Sometimes a set of syllabi can create remarkable serendipity so that separate classes consider similar ideas at the same time. I didn't intentionally plan it this way, but my morning Concepts of Nature class is currently discussing Oryx and Crake by Margaret Atwood while my afternoon African-American Lit class is discussing Colson Whitehead's John Henry Days, and the two novels keep conversing with each other in my head.
In both classes I find myself talking about strange relationships between human beings and their tools and the consequences of treating people as mere cogs in a machine. This morning I found myself quoting a chilling line about an Atwood character who uses language as "a tool, a wedge, a key to open women," while this afternoon we looked at Whitehead's portrayal of a capital-T Tool that subsumes human beings into a meaning-making machine and eventually makes people obsolete.

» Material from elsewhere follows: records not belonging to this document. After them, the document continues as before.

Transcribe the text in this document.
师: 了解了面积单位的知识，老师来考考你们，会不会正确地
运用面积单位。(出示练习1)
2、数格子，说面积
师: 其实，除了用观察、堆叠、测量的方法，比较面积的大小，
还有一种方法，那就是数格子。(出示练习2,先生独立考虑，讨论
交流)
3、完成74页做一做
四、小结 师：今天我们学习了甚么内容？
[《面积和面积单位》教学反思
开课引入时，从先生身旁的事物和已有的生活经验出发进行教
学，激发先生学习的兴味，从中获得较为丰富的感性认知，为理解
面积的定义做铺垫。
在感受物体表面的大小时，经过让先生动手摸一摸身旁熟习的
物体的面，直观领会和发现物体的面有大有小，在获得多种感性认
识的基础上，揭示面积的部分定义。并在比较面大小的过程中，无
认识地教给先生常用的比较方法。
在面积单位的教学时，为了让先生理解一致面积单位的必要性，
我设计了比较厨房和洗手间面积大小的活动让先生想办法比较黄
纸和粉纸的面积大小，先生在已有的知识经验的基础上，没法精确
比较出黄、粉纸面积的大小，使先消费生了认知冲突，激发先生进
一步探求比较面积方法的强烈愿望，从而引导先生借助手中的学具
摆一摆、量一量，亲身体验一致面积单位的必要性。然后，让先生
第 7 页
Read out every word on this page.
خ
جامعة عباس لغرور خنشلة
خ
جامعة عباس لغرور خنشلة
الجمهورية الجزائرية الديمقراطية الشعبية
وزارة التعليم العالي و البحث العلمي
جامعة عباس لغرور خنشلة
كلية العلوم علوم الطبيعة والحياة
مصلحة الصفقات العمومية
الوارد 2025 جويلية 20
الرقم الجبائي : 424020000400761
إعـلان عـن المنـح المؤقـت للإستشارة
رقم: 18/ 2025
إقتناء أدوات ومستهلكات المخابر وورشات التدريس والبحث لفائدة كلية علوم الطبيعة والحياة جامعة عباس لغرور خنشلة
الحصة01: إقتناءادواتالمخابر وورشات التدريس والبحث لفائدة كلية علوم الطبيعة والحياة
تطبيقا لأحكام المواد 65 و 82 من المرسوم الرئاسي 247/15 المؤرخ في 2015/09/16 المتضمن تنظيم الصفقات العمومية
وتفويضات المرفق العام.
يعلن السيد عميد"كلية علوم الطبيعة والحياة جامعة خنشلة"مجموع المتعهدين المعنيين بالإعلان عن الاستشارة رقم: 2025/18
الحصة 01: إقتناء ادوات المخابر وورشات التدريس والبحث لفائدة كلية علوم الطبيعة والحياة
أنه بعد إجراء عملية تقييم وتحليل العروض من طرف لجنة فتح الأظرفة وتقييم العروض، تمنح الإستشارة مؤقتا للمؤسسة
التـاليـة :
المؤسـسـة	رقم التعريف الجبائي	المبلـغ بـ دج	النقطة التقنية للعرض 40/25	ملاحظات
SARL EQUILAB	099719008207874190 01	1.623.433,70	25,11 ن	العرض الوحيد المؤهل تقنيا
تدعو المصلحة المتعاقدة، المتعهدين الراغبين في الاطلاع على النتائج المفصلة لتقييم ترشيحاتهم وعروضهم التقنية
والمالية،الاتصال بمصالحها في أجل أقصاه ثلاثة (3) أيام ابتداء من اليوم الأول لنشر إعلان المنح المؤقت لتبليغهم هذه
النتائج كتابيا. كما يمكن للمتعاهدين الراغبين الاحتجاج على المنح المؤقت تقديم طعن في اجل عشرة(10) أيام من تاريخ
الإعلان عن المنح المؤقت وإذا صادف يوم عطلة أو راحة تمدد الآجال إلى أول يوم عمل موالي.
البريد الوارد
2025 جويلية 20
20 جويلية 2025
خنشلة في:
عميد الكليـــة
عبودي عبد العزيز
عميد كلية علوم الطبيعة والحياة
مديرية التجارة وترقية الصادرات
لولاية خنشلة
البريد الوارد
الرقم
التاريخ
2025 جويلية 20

Both books deal with the creation and function of myth in human societies, and both consider the consequences of treating life as a contest to the death. The two novels address the same question in different ways: What's the point of winning if the prize is a wasteland? What's the point of beating the machine if the prize is death?
A half dozen students are taking both classes, so they may be noticing this serendipitous overlapping of ideas. I'd like to have a separate class meeting with those students alone and see what they make of the parallels--parallels I never expected to find in two works so very different from each other.
For now, though, I'm enjoying listening in on the conversation between the two books. Serendipity is an unexpected bonus, an accidental gift that cannot be earned or expected--an experience of grace in a place where it's least expected. The only thing to do is accept the gift because there's no telling when it might happen again.